There is a national park nearby with a scenic little waterfall. Tat Ton National Park charges the usuall 200 baht fee to get in, but we knew the guy at the front gate, so he let us in for free. It was very busy, and many Thai families were having little picnics. The park-ranger-guys seemed to be busy making sure no one brought beer to the other side of the waterfall.
There is a dam and reservoir with lakeside restaurants similar to what you would find at any beach in Thailand. I am always surprised at how cheap it is to eat out here - it was 450 baht (maybe $15) for 6 of us, and we were all full at the end.
You can see a few old trees sticking up from the lake, so I guess it is a man-made lake. The little raft is where they raise fish, and you will see the cook going down there every 15 minutes or so with his net, so it's pretty fresh. Little kids like to swim in the lake, right next to the fish farm.
In the main city, there are few things that might interest a tourist. There is a small park on the road leading out of town with this old waterwheel in it. There's a plque, but it is written only in Thai.
A little bit farther down the same road is Prang Ku, a small park with some ancient Khmer ruins. That's about it really. This won't impress you much if you've visited Phanom Rung or Angkor Wat, but the locals are proud.
Raw Thai silk is golden in colour. Chinese and Japanese silk is white, and is used mostly in the large factorys in Khorat. I don't think it is really a matter of quality, and the silk gets dyed anyway.
Eventually, the silk thread gets woven into silk cloth. This woman's husband is also a tailor, so theoretically, the production of silk shirts could take place entirely within this house - from silkworm to shirt. In reality, she sells the silk cloth. From what I gathered, she can make about 6 meters of cloth per month, but she also seemed to be "taking it easy", so maybe she could do more.
I was pretty ignorant about rice production before I visited. Everything is done by hand here, although it may be possible to use machines to do the final cutting. The rice is first planted as randomly dispersed seed, and then once the seedlings have grown, they are picked and then replanted in bunches. Things makes the final harvest a bit more efficient.
So, for 8 hours a day (or more, maybe), people stand bent over, pushing the rice seedlings in to the mud. I gave it a try, and I lasted about a minute. This is hard work, and it is hot, and there is no wind or shade.

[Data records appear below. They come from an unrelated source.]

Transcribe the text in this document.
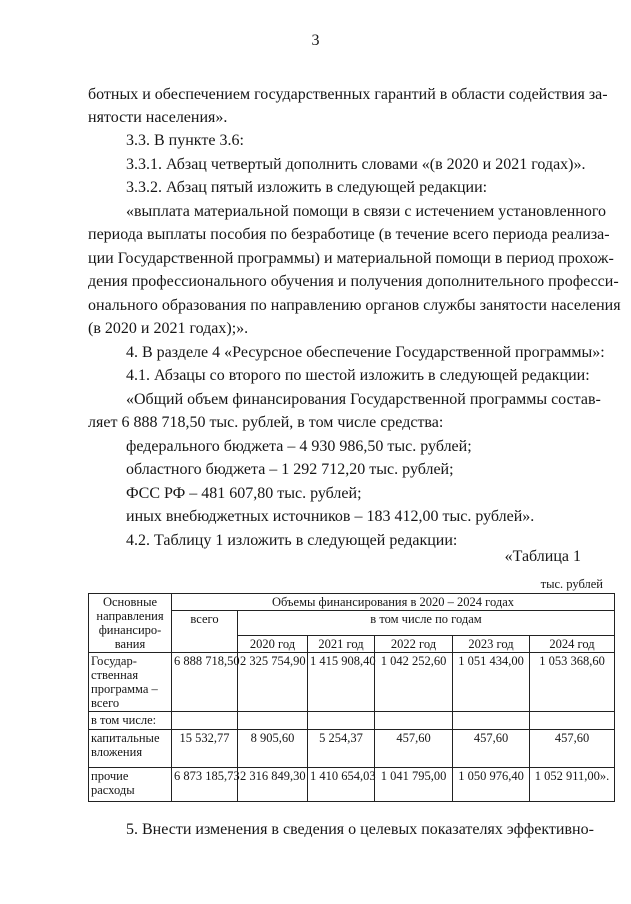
3
ботных и обеспечением государственных гарантий в области содействия за-
нятости населения».
3.3. В пункте 3.6:
3.3.1. Абзац четвертый дополнить словами «(в 2020 и 2021 годах)».
3.3.2. Абзац пятый изложить в следующей редакции:
«выплата материальной помощи в связи с истечением установленного
периода выплаты пособия по безработице (в течение всего периода реализа-
ции Государственной программы) и материальной помощи в период прохож-
дения профессионального обучения и получения дополнительного професси-
онального образования по направлению органов службы занятости населения
(в 2020 и 2021 годах);».
4. В разделе 4 «Ресурсное обеспечение Государственной программы»:
4.1. Абзацы со второго по шестой изложить в следующей редакции:
«Общий объем финансирования Государственной программы состав-
ляет 6 888 718,50 тыс. рублей, в том числе средства:
федерального бюджета – 4 930 986,50 тыс. рублей;
областного бюджета – 1 292 712,20 тыс. рублей;
ФСС РФ – 481 607,80 тыс. рублей;
иных внебюджетных источников – 183 412,00 тыс. рублей».
4.2. Таблицу 1 изложить в следующей редакции:
«Таблица 1
тыс. рублей
Основные направления финансиро-вания	Объемы финансирования в 2020 – 2024 годах					
	всего	в том числе по годам				
		2020 год	2021 год	2022 год	2023 год	2024 год
Государ-ственная программа – всего	6 888 718,50	2 325 754,90	1 415 908,40	1 042 252,60	1 051 434,00	1 053 368,60
в том числе:						
капитальные вложения	15 532,77	8 905,60	5 254,37	457,60	457,60	457,60
прочие расходы	6 873 185,73	2 316 849,30	1 410 654,03	1 041 795,00	1 050 976,40	1 052 911,00».
5. Внести изменения в сведения о целевых показателях эффективно-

The workers get paid 150-180 baht per day ($5-$6), and in this village, they also get free lunch. This might not sound like a lot of money, but if you had a family of 4 doing this, it would be about $600 per month, which goes very far in the village. Everyone has a mobile phone.

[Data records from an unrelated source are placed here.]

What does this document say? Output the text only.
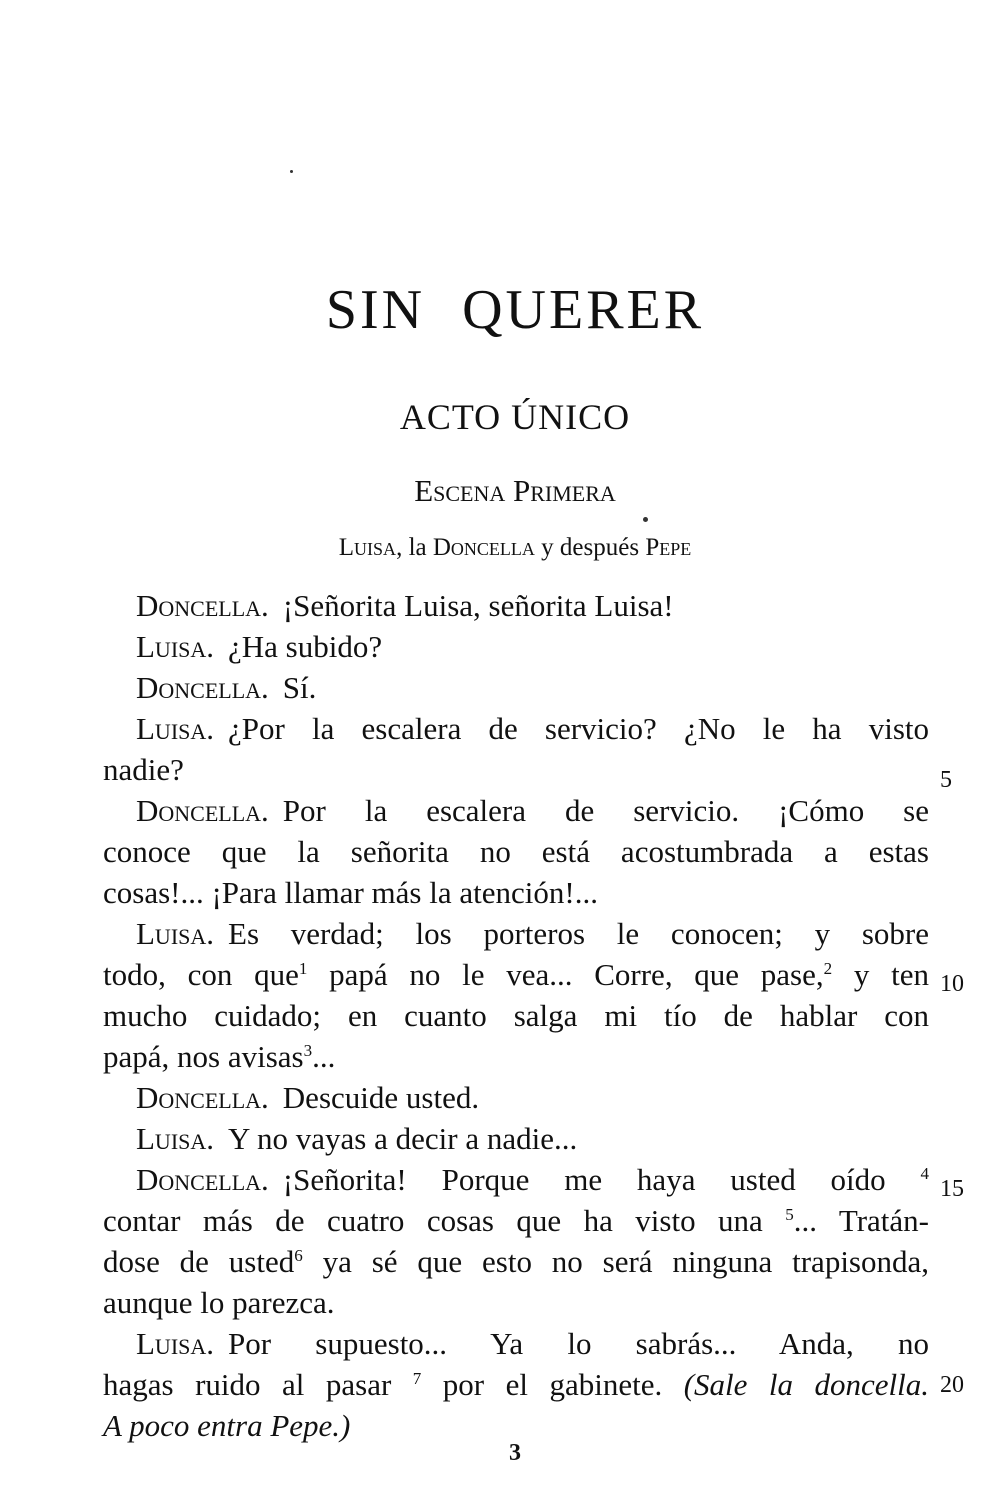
SIN QUERER
ACTO ÚNICO
Escena Primera
Luisa, la Doncella y después Pepe
Doncella. ¡Señorita Luisa, señorita Luisa!
Luisa. ¿Ha subido?
Doncella. Sí.
Luisa. ¿Por la escalera de servicio? ¿No le ha visto
nadie?
Doncella. Por la escalera de servicio. ¡Cómo se
conoce que la señorita no está acostumbrada a estas
cosas!... ¡Para llamar más la atención!...
Luisa. Es verdad; los porteros le conocen; y sobre
todo, con que$^1$ papá no le vea... Corre, que pase,$^2$ y ten
mucho cuidado; en cuanto salga mi tío de hablar con
papá, nos avisas$^3$...
Doncella. Descuide usted.
Luisa. Y no vayas a decir a nadie...
Doncella. ¡Señorita! Porque me haya usted oído $^4$
contar más de cuatro cosas que ha visto una $^5$... Tratán-
dose de usted$^6$ ya sé que esto no será ninguna trapisonda,
aunque lo parezca.
Luisa. Por supuesto... Ya lo sabrás... Anda, no
hagas ruido al pasar $^7$ por el gabinete. (Sale la doncella.
A poco entra Pepe.)
5
10
15
20
3
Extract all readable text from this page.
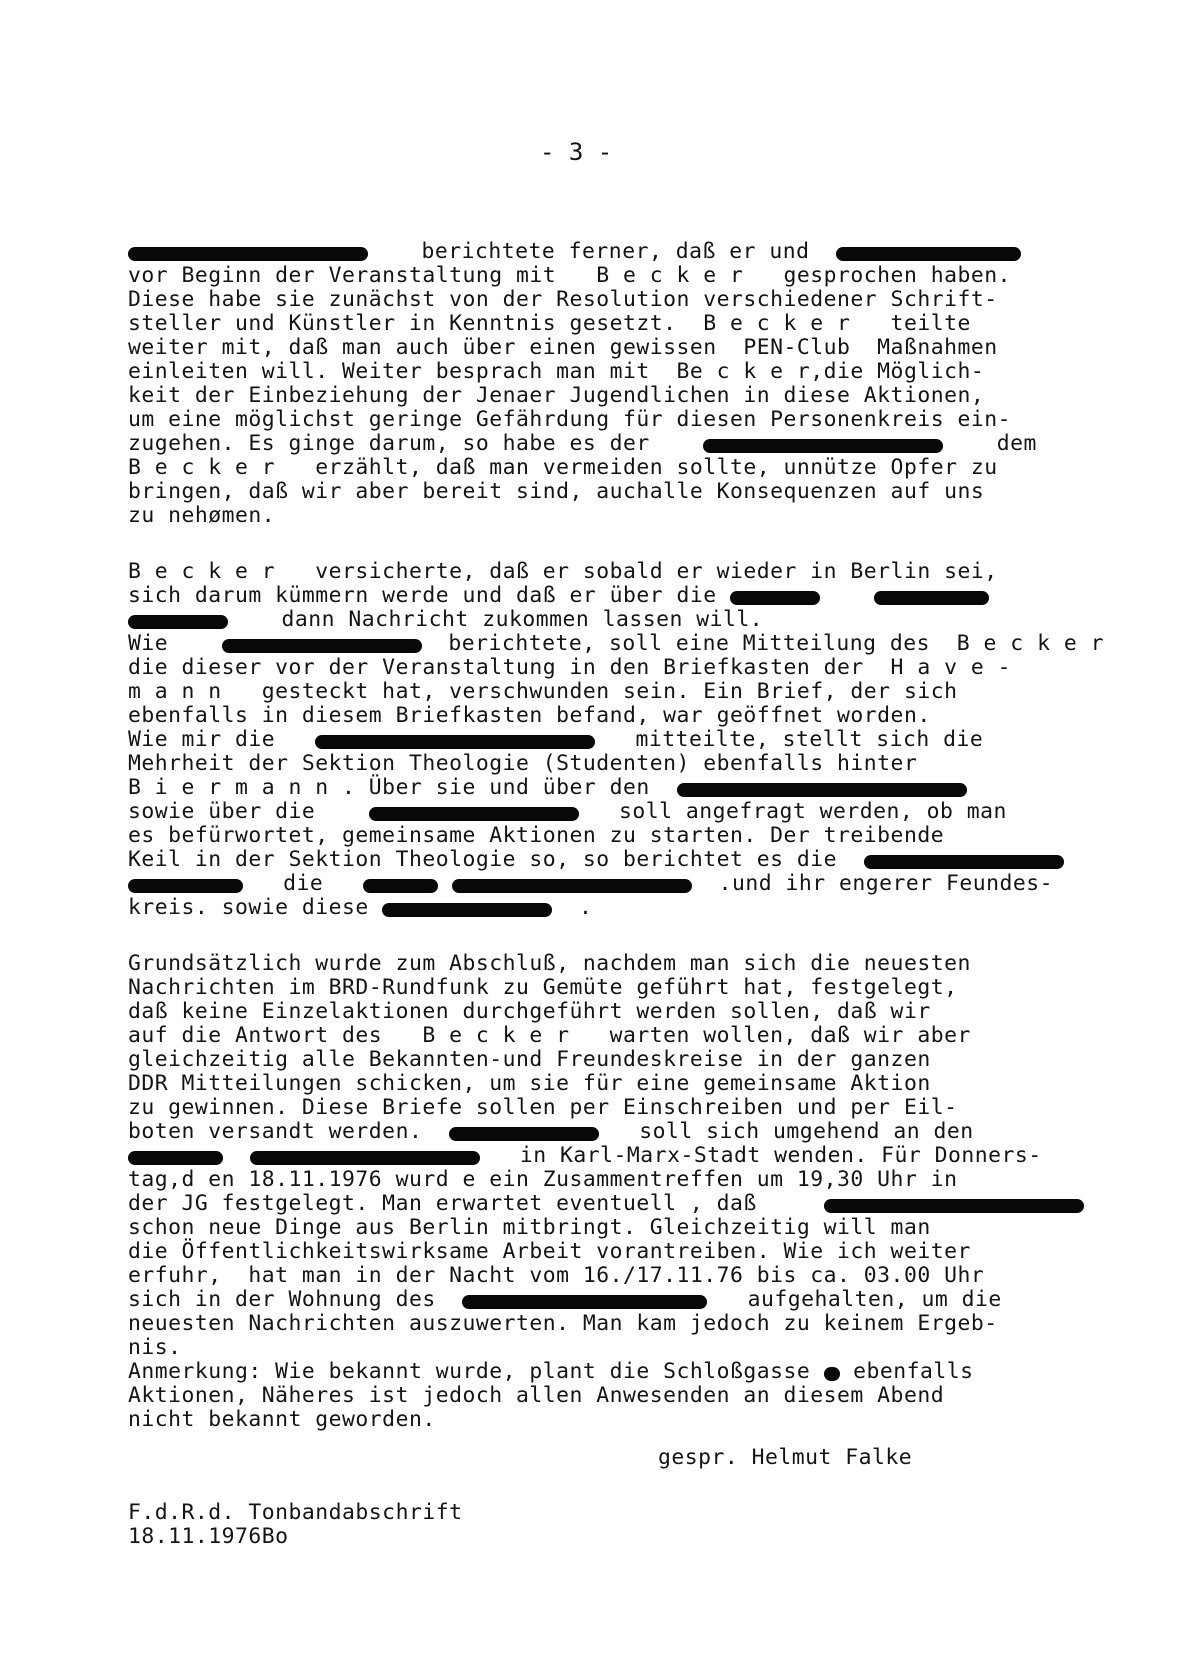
- 3 -
berichtete ferner, daß er und
vor Beginn der Veranstaltung mit   B e c k e r   gesprochen haben.
Diese habe sie zunächst von der Resolution verschiedener Schrift-
steller und Künstler in Kenntnis gesetzt.  B e c k e r   teilte
weiter mit, daß man auch über einen gewissen  PEN-Club  Maßnahmen
einleiten will. Weiter besprach man mit  Be c k e r,die Möglich-
keit der Einbeziehung der Jenaer Jugendlichen in diese Aktionen,
um eine möglichst geringe Gefährdung für diesen Personenkreis ein-
zugehen. Es ginge darum, so habe es der	dem
B e c k e r   erzählt, daß man vermeiden sollte, unnütze Opfer zu
bringen, daß wir aber bereit sind, auchalle Konsequenzen auf uns
zu nehømen.
B e c k e r   versicherte, daß er sobald er wieder in Berlin sei,
sich darum kümmern werde und daß er über die
dann Nachricht zukommen lassen will.
Wie	berichtete, soll eine Mitteilung des  B e c k e r
die dieser vor der Veranstaltung in den Briefkasten der  H a v e -
m a n n   gesteckt hat, verschwunden sein. Ein Brief, der sich
ebenfalls in diesem Briefkasten befand, war geöffnet worden.
Wie mir die	mitteilte, stellt sich die
Mehrheit der Sektion Theologie (Studenten) ebenfalls hinter
B i e r m a n n . Über sie und über den
sowie über die	soll angefragt werden, ob man
es befürwortet, gemeinsame Aktionen zu starten. Der treibende
Keil in der Sektion Theologie so, so berichtet es die
die	.und ihr engerer Feundes-
kreis. sowie diese	.
Grundsätzlich wurde zum Abschluß, nachdem man sich die neuesten
Nachrichten im BRD-Rundfunk zu Gemüte geführt hat, festgelegt,
daß keine Einzelaktionen durchgeführt werden sollen, daß wir
auf die Antwort des   B e c k e r   warten wollen, daß wir aber
gleichzeitig alle Bekannten-und Freundeskreise in der ganzen
DDR Mitteilungen schicken, um sie für eine gemeinsame Aktion
zu gewinnen. Diese Briefe sollen per Einschreiben und per Eil-
boten versandt werden.	soll sich umgehend an den
in Karl-Marx-Stadt wenden. Für Donners-
tag,d en 18.11.1976 wurd e ein Zusammentreffen um 19,30 Uhr in
der JG festgelegt. Man erwartet eventuell , daß
schon neue Dinge aus Berlin mitbringt. Gleichzeitig will man
die Öffentlichkeitswirksame Arbeit vorantreiben. Wie ich weiter
erfuhr,  hat man in der Nacht vom 16./17.11.76 bis ca. 03.00 Uhr
sich in der Wohnung des	aufgehalten, um die
neuesten Nachrichten auszuwerten. Man kam jedoch zu keinem Ergeb-
nis.
Anmerkung: Wie bekannt wurde, plant die Schloßgasse ebenfalls
Aktionen, Näheres ist jedoch allen Anwesenden an diesem Abend
nicht bekannt geworden.
gespr. Helmut Falke
F.d.R.d. Tonbandabschrift
18.11.1976Bo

This is what is used to cut the rice. There is probably a machine that could do this, but with people farming small plots it would make sense to buy an expensive machine, plus I think it would have trouble moving around the field due to the earthen dividers between the plots.

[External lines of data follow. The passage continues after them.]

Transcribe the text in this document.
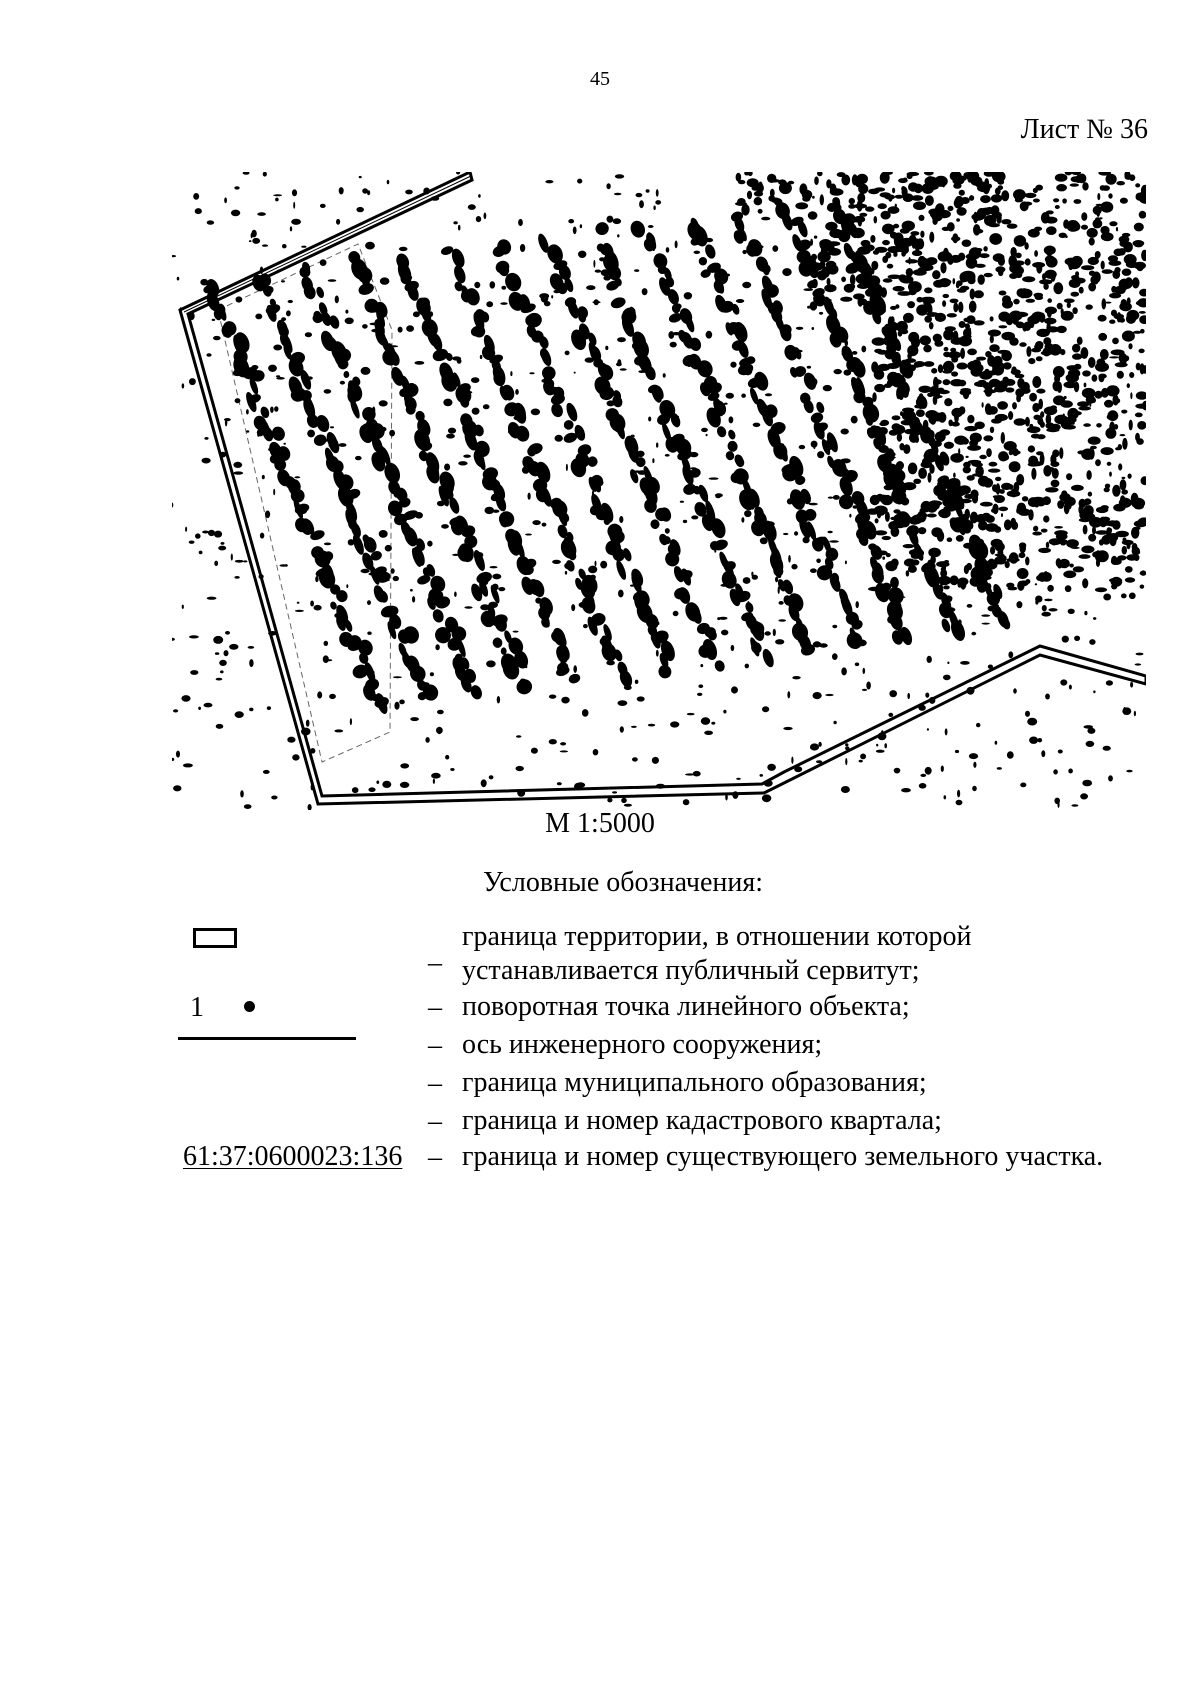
45
Лист № 36
М 1:5000
Условные обозначения:
1
61:37:0600023:136
_
граница территории, в отношении которой
устанавливается публичный сервитут;
– поворотная точка линейного объекта;
– ось инженерного сооружения;
– граница муниципального образования;
– граница и номер кадастрового квартала;
– граница и номер существующего земельного участка.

And then the rice is loaded on to the "truck" and brought to a collection site, where it will be taken and seperated from the stalks, and then milled. The rice can be milled by hand (everyone in the village has done this), but more commonly it is taken to a "factory" mill since it can be done there cheaply. It is probably also sold at that time to wholesalers.
This rice was picked when it was raining, so it is being dried in the sun before being milled. If the farmers grow enough rice, they will keep some for their own consumption. The rice will keep for about a year or so.
This village only gets one harvest a year because of limited access to water. Other places in Thailand might get two or three. Becasue of this, the fields are not usually burned off here at the end of the season. Instead, then stalks are left to die in the field, and then plowed under before the next growing season.